Минос упал на колени и краем глаза увидел, как метнулись к нему темно-красные фигуры жрецов. В мгновение ока его повалили грудью на мраморный алтарь и связали сзади руки.
Царь ударился лицом о камень. Из носа потекла кровь; было больно, на глаза навернулись слезы.
— Переверните его, — послышался сверху голос жрицы, — наденьте на быка маску.
Она стояла над поверженным и связанным царем. Обвившаяся вокруг шеи змея, словно чувствуя торжественность момента, поднялась на треть длины, и ее плоская головка неподвижно висела в воздухе прямо над головой жрицы.
В тонкой руке Тини-ит появился ритуальный топорик с двумя отточенными лезвиями — оружие, незаменимое как в бою, так и при жертвоприношении. Богиня приемлет кровь только жертв, которые зарублены именно таким топориком.
Всю свою жизнь царь присутствовал при жертвоприношениях. Сколько раз? Может быть, сто? Или пятьсот? Минос не умел считать. Сколько дней в году? Сколько камней на берегу моря? Сколько деревьев на горах, окружающих Кносс? Сколько раз видел Минос человеческие тела, корчащиеся в агонии на алтаре из черного мрамора, пока кровь из яремной вены разливалась по камню, густея на глазах?
Никогда, ни разу с тех пор, как он стал царем, ему не пришло в голову, что однажды такой жертвой может стать он сам. Склонившийся Гупа-ан трясущимися руками поднял голову бывшего царя и заботливо надел бычью маску: сделал своего царя и любовника быком.
Жрица занесла топорик и улыбнулась. На мгновение она склонилась над Миносом и, поймав сквозь прорези бычьей маски оцепеневший взгляд, прошептала:
— Так надо, царь. У богини есть свой план, как спасти наш народ.
В следующий миг она нанесла удар — прямо и точно, как делала сотни раз. Без жалости или печали. Без сладострастия, совсем не любуясь собой. Просто сделала то, что должна была совершить.
Танец живота
Таким образом, уже тысячи веков существует,
сколь это ни невероятно, вечный народ…
Плиний Старший. «Естественная история»— Это дело — именно то, что тебе нужно, старик, — сказал Вазген и хлопнул меня по плечу волосатой, как у гориллы, рукой. — Можешь мне поверить. Уж я достаточно хорошо знаю тебя и твои способности. Чего-то ты не можешь делать, а в этих делах разбираешься лучше других. Правду говорю.
Он улыбнулся, и его смуглое чеканное лицо на короткое мгновение сделалось приветливым. Сверкнули белоснежные зубы, а в черных глазах вспыхнули искорки, как бывало всегда, еще с дней нашей юности.

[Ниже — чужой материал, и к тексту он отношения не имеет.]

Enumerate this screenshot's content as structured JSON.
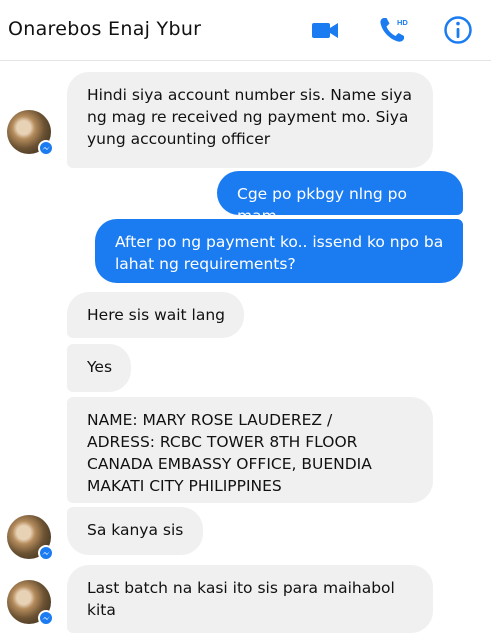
{
  "header": {
    "title": "Onarebos Enaj Ybur",
    "icons": {
      "video": "video-call-icon",
      "call": "phone-call-icon",
      "call_badge": "HD",
      "info": "info-icon"
    },
    "accent": "#1b7cf2"
  },
  "messages": [
    {
      "from": "them",
      "text": "Hindi siya account number sis. Name siya\nng mag re received ng payment mo. Siya\nyung accounting officer"
    },
    {
      "from": "me",
      "text": "Cge po pkbgy nlng po mam"
    },
    {
      "from": "me",
      "text": "After po ng payment ko.. issend ko npo ba\nlahat ng requirements?"
    },
    {
      "from": "them",
      "text": "Here sis wait lang"
    },
    {
      "from": "them",
      "text": "Yes"
    },
    {
      "from": "them",
      "text": "NAME: MARY ROSE LAUDEREZ /\nADRESS: RCBC TOWER 8TH FLOOR\nCANADA EMBASSY OFFICE, BUENDIA\nMAKATI CITY PHILIPPINES"
    },
    {
      "from": "them",
      "text": "Sa kanya sis"
    },
    {
      "from": "them",
      "text": "Last batch na kasi ito sis para maihabol\nkita"
    }
  ],
  "colors": {
    "incoming_bubble": "#f0f0f0",
    "outgoing_bubble": "#1b7cf2"
  }
}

Я терпеть не могу, когда меня хлопают по плечу. Для меня это просто невыносимо. Бороться бессмысленно, потому что для всех южан, и для американцев тоже, этот жест является совершенно естественным. Они хлопают друг друга по плечу ежеминутно: для них это — знак дружелюбия.

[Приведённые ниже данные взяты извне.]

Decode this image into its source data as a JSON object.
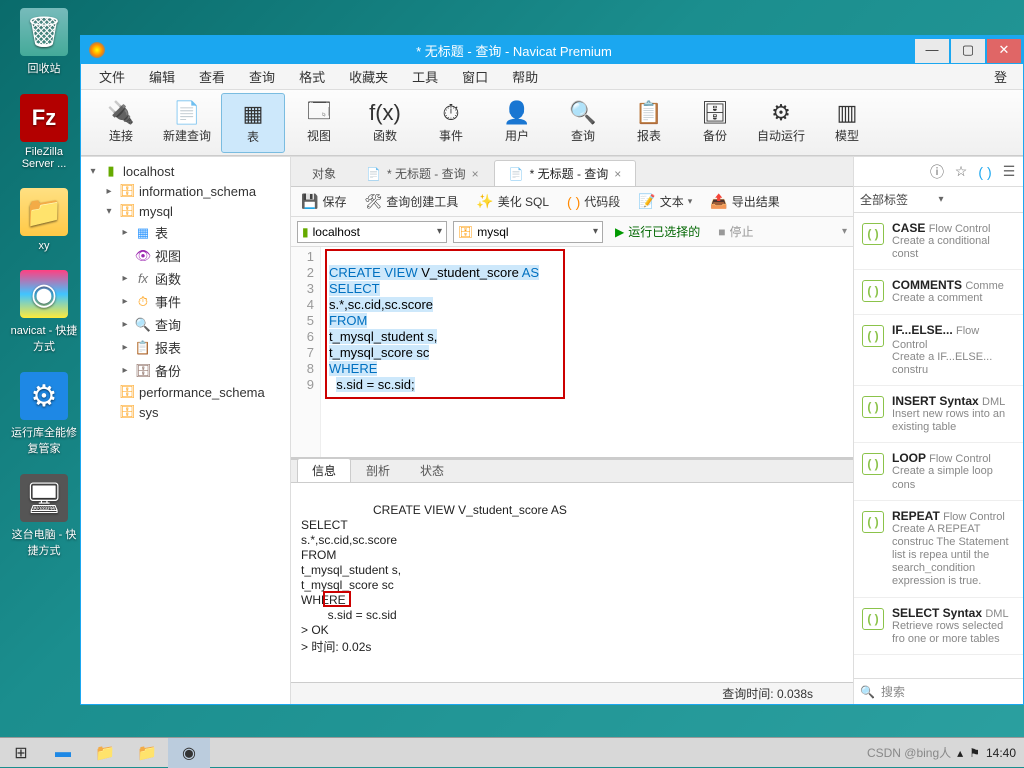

Умом я понимаю, что глупо кипятиться и вздрагивать от унижения каждый раз, когда тебя хлопают по плечу, но, как говорится, сердцу не прикажешь. Может быть, поэтому я не люблю общаться с южанами и американцами…
Впрочем, Вазгену я позволял даже это. Его бесцеремонность, бестактность и дурные манеры искупались в моих глазах давностью наших отношений. Когда тебе тридцать шесть, начинаешь по-настоящему ценить старых друзей. Пусть Вазген такой, какой есть, но про него я хотя бы точно знаю, что он не предаст, не обманет и вообще не держит камень за пазухой. А в наше время знать такое про человека — уже немало.
— Так что? — спросил он. — Берешься?
Мы сидели в азиатском ресторане, что в районе Литейного проспекта. За окнами периодически злобно визжали трамваи, с трудом поворачивая на узком перекрестке. Мы ели, или, как здесь говорят, «кушали», плов и запивали его водкой из высоких тяжелых стопок.